Das Magazin für Kunst, Kultur & LebensArt

PETRA KAMMANN, HERAUSGEBERIN · www.feuilletonfrankfurt.de · GEGRÜNDET 2007 VON ERHARD METZ

“Blickachsen 10″ in Bad Homburg und Rhein-Main (3)

Arie Van Selm: Die Krähe – schreitend und sitzend

Von Erhard Metz

Ende 2014 berichtete „SPIEGEL online“ – unter Verweis auf die Fachzeitschrift „Current Biology“ – über Forschungsergebnisse in Russland und den USA, nach denen Krähen sozusagen geistige Leistungen erbringen können, wie sie im Tierreich bislang nur bei Affen nachgewiesen werden konnten. In den Versuchen ordneten die Krähen mit Symbolen versehene Spielkarten gemäss deren Zusammengehörigkeit und darüber hinaus sogar nach abstrakten Kategorien.

Im März dieses Jahres stellte das Magazin „stern.de“ ein Mädchen in Seattle vor, das im häuslichen Garten regelmässig Krähen fütterte, worauf diese dem Mädchen ebenso regelmässig jede Menge – durchaus von weiter her herbeigeschaffte – kleine, zumeist bunte und glitzernde Geschenke brachten: Knöpfe, Steine, Glasstückchen, Metallenes, Lego-Bausteine und so weiter. Das Kind hat bereits eine umfangreiche Sammlung dieser Mitbringsel angelegt.

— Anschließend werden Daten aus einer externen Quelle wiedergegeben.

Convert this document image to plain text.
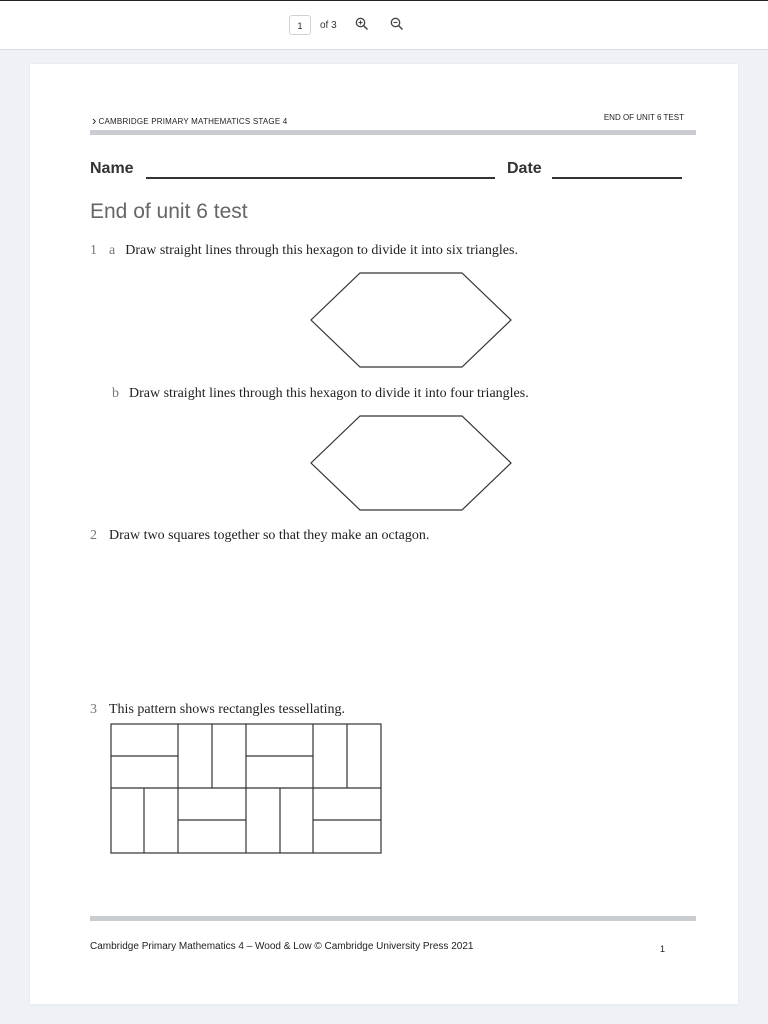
1	of 3
› CAMBRIDGE PRIMARY MATHEMATICS STAGE 4	END OF UNIT 6 TEST
Name	Date
End of unit 6 test
1 a Draw straight lines through this hexagon to divide it into six triangles.
b Draw straight lines through this hexagon to divide it into four triangles.
2 Draw two squares together so that they make an octagon.
3 This pattern shows rectangles tessellating.
Cambridge Primary Mathematics 4 – Wood & Low © Cambridge University Press 2021	1
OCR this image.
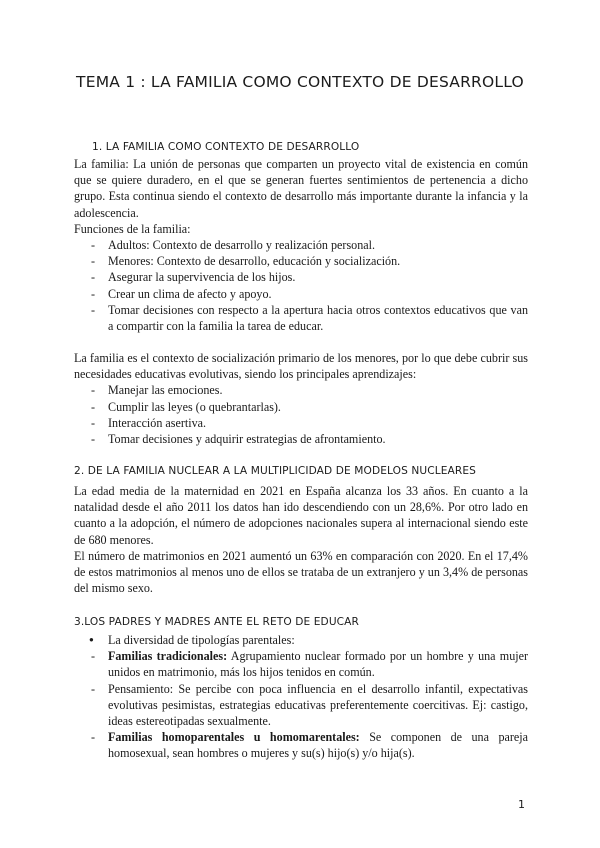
TEMA 1 : LA FAMILIA COMO CONTEXTO DE DESARROLLO
1. LA FAMILIA COMO CONTEXTO DE DESARROLLO
La familia: La unión de personas que comparten un proyecto vital de existencia en común que se quiere duradero, en el que se generan fuertes sentimientos de pertenencia a dicho grupo. Esta continua siendo el contexto de desarrollo más importante durante la infancia y la adolescencia.
Funciones de la familia:
- Adultos: Contexto de desarrollo y realización personal.
- Menores: Contexto de desarrollo, educación y socialización.
- Asegurar la supervivencia de los hijos.
- Crear un clima de afecto y apoyo.
- Tomar decisiones con respecto a la apertura hacia otros contextos educativos que van a compartir con la familia la tarea de educar.
La familia es el contexto de socialización primario de los menores, por lo que debe cubrir sus necesidades educativas evolutivas, siendo los principales aprendizajes:
- Manejar las emociones.
- Cumplir las leyes (o quebrantarlas).
- Interacción asertiva.
- Tomar decisiones y adquirir estrategias de afrontamiento.
2. DE LA FAMILIA NUCLEAR A LA MULTIPLICIDAD DE MODELOS NUCLEARES
La edad media de la maternidad en 2021 en España alcanza los 33 años. En cuanto a la natalidad desde el año 2011 los datos han ido descendiendo con un 28,6%. Por otro lado en cuanto a la adopción, el número de adopciones nacionales supera al internacional siendo este de 680 menores.
El número de matrimonios en 2021 aumentó un 63% en comparación con 2020. En el 17,4% de estos matrimonios al menos uno de ellos se trataba de un extranjero y un 3,4% de personas del mismo sexo.
3.LOS PADRES Y MADRES ANTE EL RETO DE EDUCAR
● La diversidad de tipologías parentales:
- Familias tradicionales: Agrupamiento nuclear formado por un hombre y una mujer unidos en matrimonio, más los hijos tenidos en común.
- Pensamiento: Se percibe con poca influencia en el desarrollo infantil, expectativas evolutivas pesimistas, estrategias educativas preferentemente coercitivas. Ej: castigo, ideas estereotipadas sexualmente.
- Familias homoparentales u homomarentales: Se componen de una pareja homosexual, sean hombres o mujeres y su(s) hijo(s) y/o hija(s).
1
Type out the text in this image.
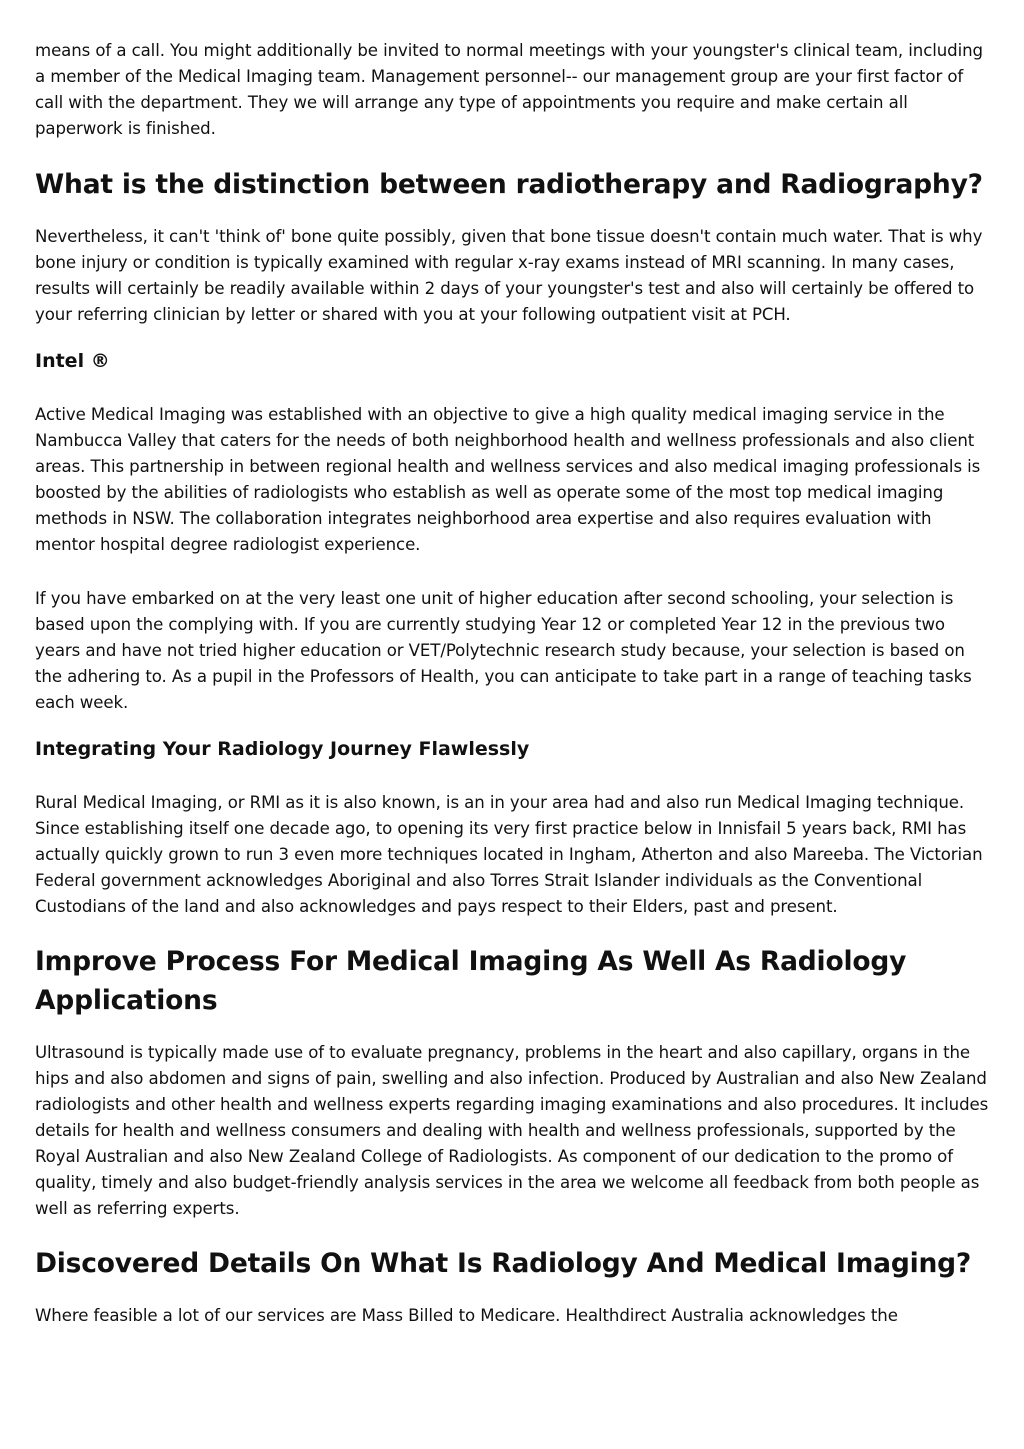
means of a call. You might additionally be invited to normal meetings with your youngster's clinical team, including a member of the Medical Imaging team. Management personnel-- our management group are your first factor of call with the department. They we will arrange any type of appointments you require and make certain all paperwork is finished.

What is the distinction between radiotherapy and Radiography?

Nevertheless, it can't 'think of' bone quite possibly, given that bone tissue doesn't contain much water. That is why bone injury or condition is typically examined with regular x-ray exams instead of MRI scanning. In many cases, results will certainly be readily available within 2 days of your youngster's test and also will certainly be offered to your referring clinician by letter or shared with you at your following outpatient visit at PCH.

Intel ®

Active Medical Imaging was established with an objective to give a high quality medical imaging service in the Nambucca Valley that caters for the needs of both neighborhood health and wellness professionals and also client areas. This partnership in between regional health and wellness services and also medical imaging professionals is boosted by the abilities of radiologists who establish as well as operate some of the most top medical imaging methods in NSW. The collaboration integrates neighborhood area expertise and also requires evaluation with mentor hospital degree radiologist experience.

If you have embarked on at the very least one unit of higher education after second schooling, your selection is based upon the complying with. If you are currently studying Year 12 or completed Year 12 in the previous two years and have not tried higher education or VET/Polytechnic research study because, your selection is based on the adhering to. As a pupil in the Professors of Health, you can anticipate to take part in a range of teaching tasks each week.

Integrating Your Radiology Journey Flawlessly

Rural Medical Imaging, or RMI as it is also known, is an in your area had and also run Medical Imaging technique. Since establishing itself one decade ago, to opening its very first practice below in Innisfail 5 years back, RMI has actually quickly grown to run 3 even more techniques located in Ingham, Atherton and also Mareeba. The Victorian Federal government acknowledges Aboriginal and also Torres Strait Islander individuals as the Conventional Custodians of the land and also acknowledges and pays respect to their Elders, past and present.

Improve Process For Medical Imaging As Well As Radiology Applications

Ultrasound is typically made use of to evaluate pregnancy, problems in the heart and also capillary, organs in the hips and also abdomen and signs of pain, swelling and also infection. Produced by Australian and also New Zealand radiologists and other health and wellness experts regarding imaging examinations and also procedures. It includes details for health and wellness consumers and dealing with health and wellness professionals, supported by the Royal Australian and also New Zealand College of Radiologists. As component of our dedication to the promo of quality, timely and also budget-friendly analysis services in the area we welcome all feedback from both people as well as referring experts.

Discovered Details On What Is Radiology And Medical Imaging?

Where feasible a lot of our services are Mass Billed to Medicare. Healthdirect Australia acknowledges the
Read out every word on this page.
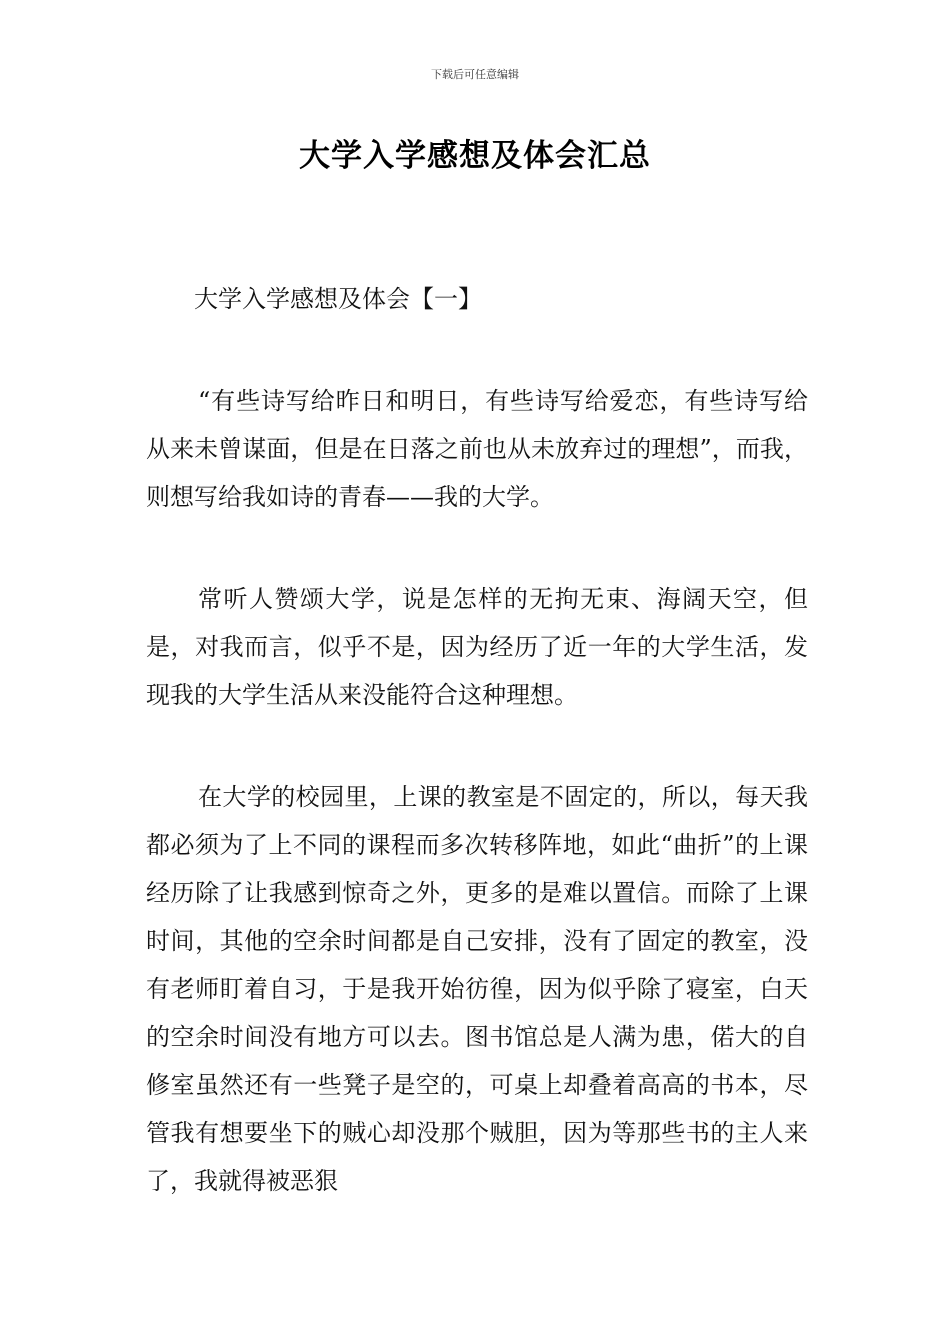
下载后可任意编辑
大学入学感想及体会汇总

大学入学感想及体会【一】

“有些诗写给昨日和明日，有些诗写给爱恋，有些诗写给从来未曾谋面，但是在日落之前也从未放弃过的理想”，而我，则想写给我如诗的青春——我的大学。

常听人赞颂大学，说是怎样的无拘无束、海阔天空，但是，对我而言，似乎不是，因为经历了近一年的大学生活，发现我的大学生活从来没能符合这种理想。

在大学的校园里，上课的教室是不固定的，所以，每天我都必须为了上不同的课程而多次转移阵地，如此“曲折”的上课经历除了让我感到惊奇之外，更多的是难以置信。而除了上课时间，其他的空余时间都是自己安排，没有了固定的教室，没有老师盯着自习，于是我开始彷徨，因为似乎除了寝室，白天的空余时间没有地方可以去。图书馆总是人满为患，偌大的自修室虽然还有一些凳子是空的，可桌上却叠着高高的书本，尽管我有想要坐下的贼心却没那个贼胆，因为等那些书的主人来了，我就得被恶狠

Mit den Raben und Dohlen gehören die Krähen zur Familie der Rabenvögel. In zahlreichen wissenschaftlichen Beobachtungen und Experimenten wurden ihre ausgeprägte Merk- und Lernfähigkeit sowie die Fähigkeit zu komplexen Handlungsabläufen nachgewiesen. In Märchen und Mythen sowie im Volksglauben spielen Raben und Krähen seit alters her eine Rolle.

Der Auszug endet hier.